Maybe some of that capital the Fed has been stuffing into the banks is going into the market?



To: Sober who wrote (77718)5/6/2009 9:29:26 AM
From: Dale BakerRead Replies (1) | Respond to of 118717
 
Instead of ranting at the big picture, maybe you should review the actual earnings results for the companies that have gone up so much lately and see if they make any sense.

I always hear this argument that "stocks" can't do this or that because the market or the economy hasn't hit some perfect macro number to make it all happen.

This is a market of stocks right now, an incredible feast for value stockpickers. Personally I couldn't care less if the S&P500 is overvalued or undervalued or whatever based on a particular analyst's assumptions.

This isn't about air, it's about earnings and asset values if you drill down and look.



To: Sober who wrote (77718)5/6/2009 10:21:14 AM
From: schzammmRespond to of 118717
 
The air market may just celebrate with an apple upsidedown cake?

Peace



To: Sober who wrote (77718)5/13/2009 6:15:05 PM
From: SoberRead Replies (3) | Respond to of 118717
 
Remember when I wrote..."...Maybe it really is all AIR where AIR is an acronym for Anticipated Inflation Rally..."
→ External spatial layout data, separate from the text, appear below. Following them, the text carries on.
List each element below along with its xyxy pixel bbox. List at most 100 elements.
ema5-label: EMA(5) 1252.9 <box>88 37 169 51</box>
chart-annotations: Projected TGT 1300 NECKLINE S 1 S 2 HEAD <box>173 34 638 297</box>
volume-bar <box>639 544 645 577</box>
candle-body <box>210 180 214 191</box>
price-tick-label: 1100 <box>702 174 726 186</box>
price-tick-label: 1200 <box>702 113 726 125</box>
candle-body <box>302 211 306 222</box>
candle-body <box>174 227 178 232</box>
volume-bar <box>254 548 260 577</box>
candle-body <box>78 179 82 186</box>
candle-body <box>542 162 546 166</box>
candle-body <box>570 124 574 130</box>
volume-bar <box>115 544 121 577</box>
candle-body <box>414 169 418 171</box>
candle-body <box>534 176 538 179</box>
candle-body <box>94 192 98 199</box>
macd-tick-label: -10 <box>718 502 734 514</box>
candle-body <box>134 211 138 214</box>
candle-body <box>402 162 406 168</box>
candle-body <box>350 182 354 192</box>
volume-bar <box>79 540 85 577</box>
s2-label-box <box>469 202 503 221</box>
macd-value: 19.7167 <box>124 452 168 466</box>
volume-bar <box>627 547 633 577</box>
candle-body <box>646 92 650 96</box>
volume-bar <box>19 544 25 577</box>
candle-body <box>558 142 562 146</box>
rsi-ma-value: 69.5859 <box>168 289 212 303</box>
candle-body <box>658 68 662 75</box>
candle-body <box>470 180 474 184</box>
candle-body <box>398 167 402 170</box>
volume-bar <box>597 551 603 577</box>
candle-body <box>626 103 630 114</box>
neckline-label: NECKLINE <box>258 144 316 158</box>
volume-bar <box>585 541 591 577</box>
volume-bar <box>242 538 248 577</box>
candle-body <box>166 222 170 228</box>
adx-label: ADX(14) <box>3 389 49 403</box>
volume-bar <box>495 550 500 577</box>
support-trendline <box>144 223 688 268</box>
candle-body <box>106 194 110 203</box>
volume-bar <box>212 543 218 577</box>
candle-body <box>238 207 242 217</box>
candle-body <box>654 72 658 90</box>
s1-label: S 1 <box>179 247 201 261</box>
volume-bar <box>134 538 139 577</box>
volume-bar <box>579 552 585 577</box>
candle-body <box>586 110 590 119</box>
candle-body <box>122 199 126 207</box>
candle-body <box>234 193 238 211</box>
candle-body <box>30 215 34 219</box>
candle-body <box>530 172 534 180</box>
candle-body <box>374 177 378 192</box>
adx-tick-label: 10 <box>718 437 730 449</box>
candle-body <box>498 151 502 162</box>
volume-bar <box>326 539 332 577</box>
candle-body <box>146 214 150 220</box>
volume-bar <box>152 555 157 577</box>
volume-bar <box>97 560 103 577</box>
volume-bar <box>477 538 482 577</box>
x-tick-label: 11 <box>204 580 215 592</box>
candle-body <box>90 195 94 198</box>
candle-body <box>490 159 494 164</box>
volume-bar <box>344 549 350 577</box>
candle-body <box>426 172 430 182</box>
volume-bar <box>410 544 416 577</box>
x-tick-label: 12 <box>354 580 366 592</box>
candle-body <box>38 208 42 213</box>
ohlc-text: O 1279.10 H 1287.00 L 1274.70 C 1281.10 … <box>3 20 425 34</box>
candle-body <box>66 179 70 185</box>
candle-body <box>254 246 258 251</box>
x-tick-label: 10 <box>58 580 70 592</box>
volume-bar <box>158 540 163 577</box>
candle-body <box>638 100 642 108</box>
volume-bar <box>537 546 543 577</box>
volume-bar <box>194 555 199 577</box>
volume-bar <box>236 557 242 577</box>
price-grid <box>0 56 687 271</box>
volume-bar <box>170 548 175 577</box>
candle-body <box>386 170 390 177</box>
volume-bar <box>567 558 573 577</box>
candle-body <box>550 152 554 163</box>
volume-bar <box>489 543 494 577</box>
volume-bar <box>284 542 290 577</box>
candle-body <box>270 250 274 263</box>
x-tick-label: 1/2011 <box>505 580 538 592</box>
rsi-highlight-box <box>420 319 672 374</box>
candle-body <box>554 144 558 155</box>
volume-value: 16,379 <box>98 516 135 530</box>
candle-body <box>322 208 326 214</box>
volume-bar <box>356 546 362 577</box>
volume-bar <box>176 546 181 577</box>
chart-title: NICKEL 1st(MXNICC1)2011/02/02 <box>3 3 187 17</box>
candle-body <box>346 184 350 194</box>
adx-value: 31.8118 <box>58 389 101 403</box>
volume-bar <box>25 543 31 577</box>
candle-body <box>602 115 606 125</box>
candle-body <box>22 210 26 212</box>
Just came across this clip that seems to give some credibility to my AIR notion...

_______________________________

What does an investor do? Well it’s worth noting that Microsoft appears to be preparing for massive inflation by borrowing. The company is selling $3.75 billion in debt in order to buy back some of its own shares. Obviously Microsoft reckons the real value of the debt will diminish with inflation while the current purchasing power of the borrowed money allows it to buy back its own shares.

It’s a nifty trade and provides the example of buying equity in world-class businesses at cheap prices. There have to be a lot of investors in the world out there who see the endgame of this explosion in government debt and would much rather buy equity. That alone means the “weight of money” argument for equities could send shares higher.

We have to admit we are extremely dubious of this strategy because it says nothing about how these businesses will perform in a world saddled with so much debt. But we suppose if you are a truly a long-term investors and have decades to wait, buying equities at these lows is, a) a much better idea than buying government bonds, and b) about the only sensible investment strategy if you’re going to stay in the equity markets.